Due to client confidentiality rules, I can’t disclose all of our more than 300 recommendations but I can say that one of the recommendations was for a comprehensive overhaul of the incentives offered to the private sector to encourage more investment in the stagnant tourism sector.
During the brand audit discussions with visitors who had visited Malaysia, an often repeated comment was that they loved the country but didn’t think there was enough here to make them come back again. Yet to build a successful destination brand, you need that repeat visitation. This requires ongoing investment in products.
One of the problems in Malaysia is that property development is essentially risk free because of the sell then build model used here. What this means is that projects are often sold before work on them begins. Compare that to an investment in a hotel than has no guarantee of success and even if it is successful, can take 10 – 15 years before the developer sees a return on investment.
To my knowledge there have been few changes made to major tourism related policies because outside of Kuala Lumpur, there has been very little investment in the tourism sector. In fact, one frustrated operator complained recently that there are more 5 star hotels in Hua Hin Thailand than there are in the whole of Malaysia, excluding Kuala Lumpur.
This has to change and it has to change soon before this opportunity is lost. Because the next 10 years are expected to see a travel and tourism boom.
Which is why South East Asian countries are investing heavily in their tourism products.

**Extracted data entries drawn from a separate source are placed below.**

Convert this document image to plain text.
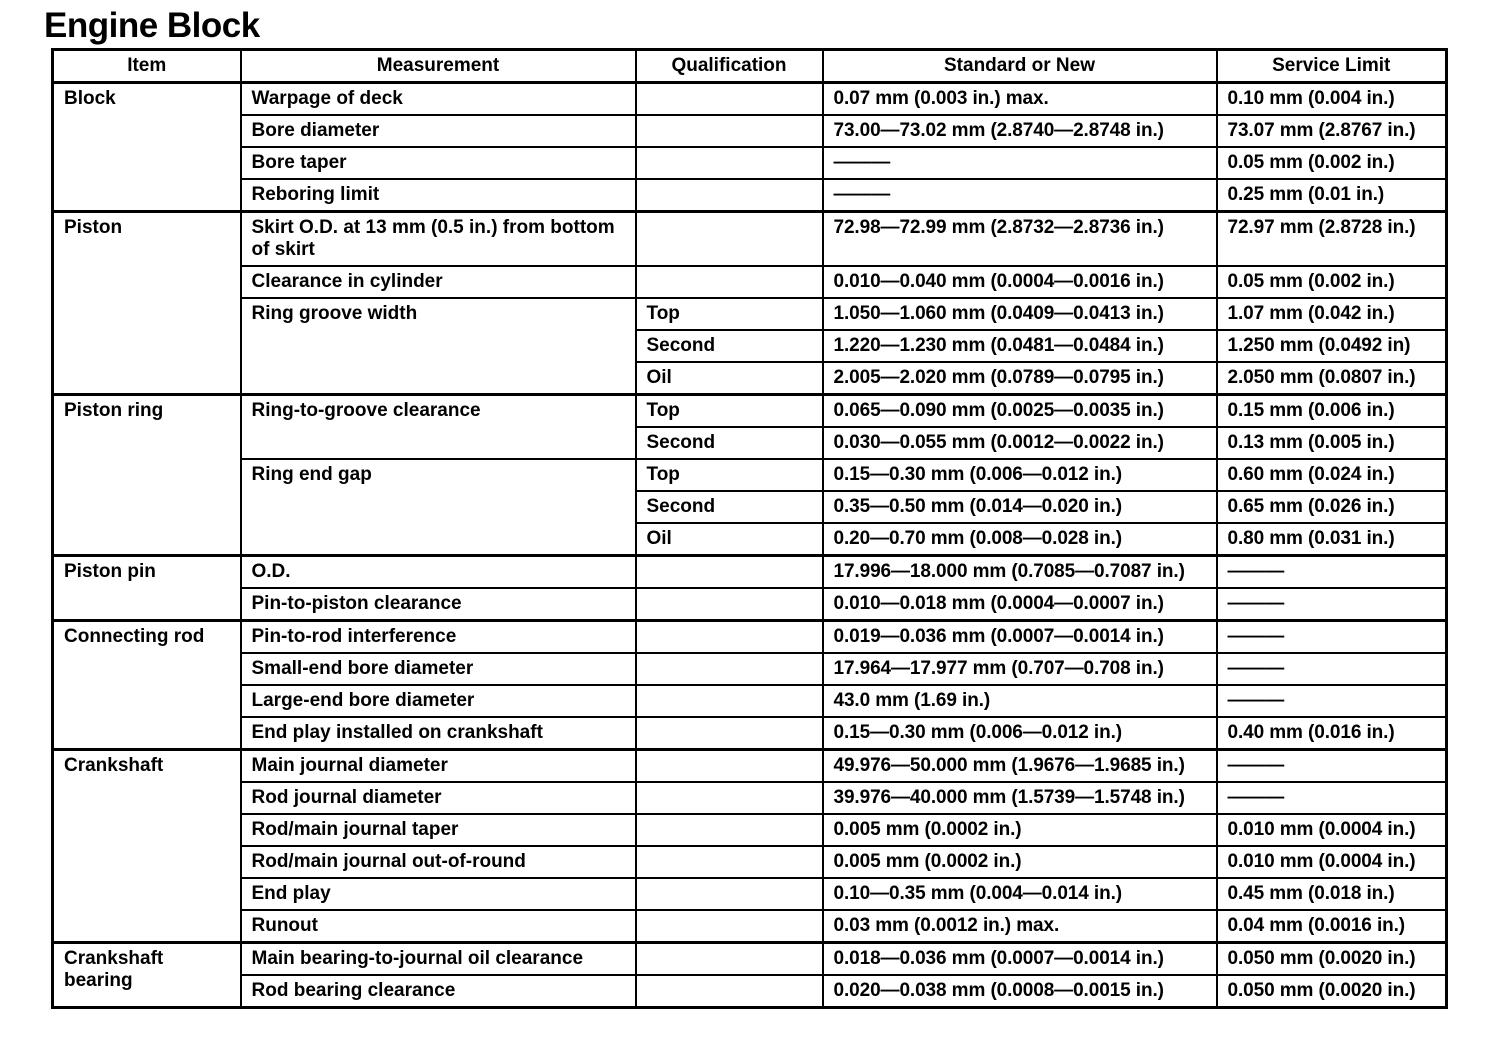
Engine Block
Item	Measurement	Qualification	Standard or New	Service Limit
Block	Warpage of deck		0.07 mm (0.003 in.) max.	0.10 mm (0.004 in.)
	Bore diameter		73.00—73.02 mm (2.8740—2.8748 in.)	73.07 mm (2.8767 in.)
	Bore taper		———	0.05 mm (0.002 in.)
	Reboring limit		———	0.25 mm (0.01 in.)
Piston	Skirt O.D. at 13 mm (0.5 in.) from bottom of skirt		72.98—72.99 mm (2.8732—2.8736 in.)	72.97 mm (2.8728 in.)
	Clearance in cylinder		0.010—0.040 mm (0.0004—0.0016 in.)	0.05 mm (0.002 in.)
	Ring groove width	Top	1.050—1.060 mm (0.0409—0.0413 in.)	1.07 mm (0.042 in.)
		Second	1.220—1.230 mm (0.0481—0.0484 in.)	1.250 mm (0.0492 in)
		Oil	2.005—2.020 mm (0.0789—0.0795 in.)	2.050 mm (0.0807 in.)
Piston ring	Ring-to-groove clearance	Top	0.065—0.090 mm (0.0025—0.0035 in.)	0.15 mm (0.006 in.)
		Second	0.030—0.055 mm (0.0012—0.0022 in.)	0.13 mm (0.005 in.)
	Ring end gap	Top	0.15—0.30 mm (0.006—0.012 in.)	0.60 mm (0.024 in.)
		Second	0.35—0.50 mm (0.014—0.020 in.)	0.65 mm (0.026 in.)
		Oil	0.20—0.70 mm (0.008—0.028 in.)	0.80 mm (0.031 in.)
Piston pin	O.D.		17.996—18.000 mm (0.7085—0.7087 in.)	———
	Pin-to-piston clearance		0.010—0.018 mm (0.0004—0.0007 in.)	———
Connecting rod	Pin-to-rod interference		0.019—0.036 mm (0.0007—0.0014 in.)	———
	Small-end bore diameter		17.964—17.977 mm (0.707—0.708 in.)	———
	Large-end bore diameter		43.0 mm (1.69 in.)	———
	End play installed on crankshaft		0.15—0.30 mm (0.006—0.012 in.)	0.40 mm (0.016 in.)
Crankshaft	Main journal diameter		49.976—50.000 mm (1.9676—1.9685 in.)	———
	Rod journal diameter		39.976—40.000 mm (1.5739—1.5748 in.)	———
	Rod/main journal taper		0.005 mm (0.0002 in.)	0.010 mm (0.0004 in.)
	Rod/main journal out-of-round		0.005 mm (0.0002 in.)	0.010 mm (0.0004 in.)
	End play		0.10—0.35 mm (0.004—0.014 in.)	0.45 mm (0.018 in.)
	Runout		0.03 mm (0.0012 in.) max.	0.04 mm (0.0016 in.)
Crankshaft bearing	Main bearing-to-journal oil clearance		0.018—0.036 mm (0.0007—0.0014 in.)	0.050 mm (0.0020 in.)
	Rod bearing clearance		0.020—0.038 mm (0.0008—0.0015 in.)	0.050 mm (0.0020 in.)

After years of rising room rates and high occupancy, Australian investors and developers are increasing hotel development from Perth to Sydney and Hobart and up to Melbourne and Brisbane.
Australia’s hotel supply is growing 2.5 times faster than its long term average rate and 12,000 rooms will be added to the inventory by 2020. Tourism related investments are now close to A$30 billion, up from $17 billion in 2014.
Tourism investment is a priority for Indonesia as the government aims to attract 20 million visitors by 2019 and is revamping it’s tourism incentive programme to encourage investment.
According to the Saudi Gazette, the King of Saudi Arabia will spend 12 days in the country from March 1st as part of his Asian tour, and tourism development will be high on the agenda as the country targets over US$25 billion investment from Saudi.
Confident of positive long-term growth prospects for Thailand’s tourism industry, institutional investors from Hong Kong and Singapore accounted for around 45% of the total transaction volume in the country.
In Malaysia, according to Pemandu, the organisation set up to oversee the government’s transformation programme, RM24.5 billion (US$6 billion) of private investment was made in the tourism sector in Malaysia in 2015, making it the second highest private investment contributor, despite an alarming fall of 6% in arrivals in that year.
During the King of Saudi Arabia’s tour of Asia, he will also spend 3 days in Malaysia but the country’s ailing O&G industry appears to be the main topic on the agenda. Other figures for investment in tourism in Malaysia are hard to come by. However, outside of the capital, anecdotal evidence suggests investment is minimal.
Malaysia also suffers from a weak international image as well as a lack of buy in from stakeholders such as taxi drivers, travel and tour operators, hoteliers and retailers.
This needs to change otherwise Malaysia may miss out on the increased arrivals into the region as evidenced by the image above that shows the fastest growing flight routes around the world.
According to this chart, outside of India and China, the fastest growing routes will be to SE Asia. If Malaysia wants a bigger piece of this dynamic industry, it needs to make some significant policy changes to encourage more investment in the tourism sector.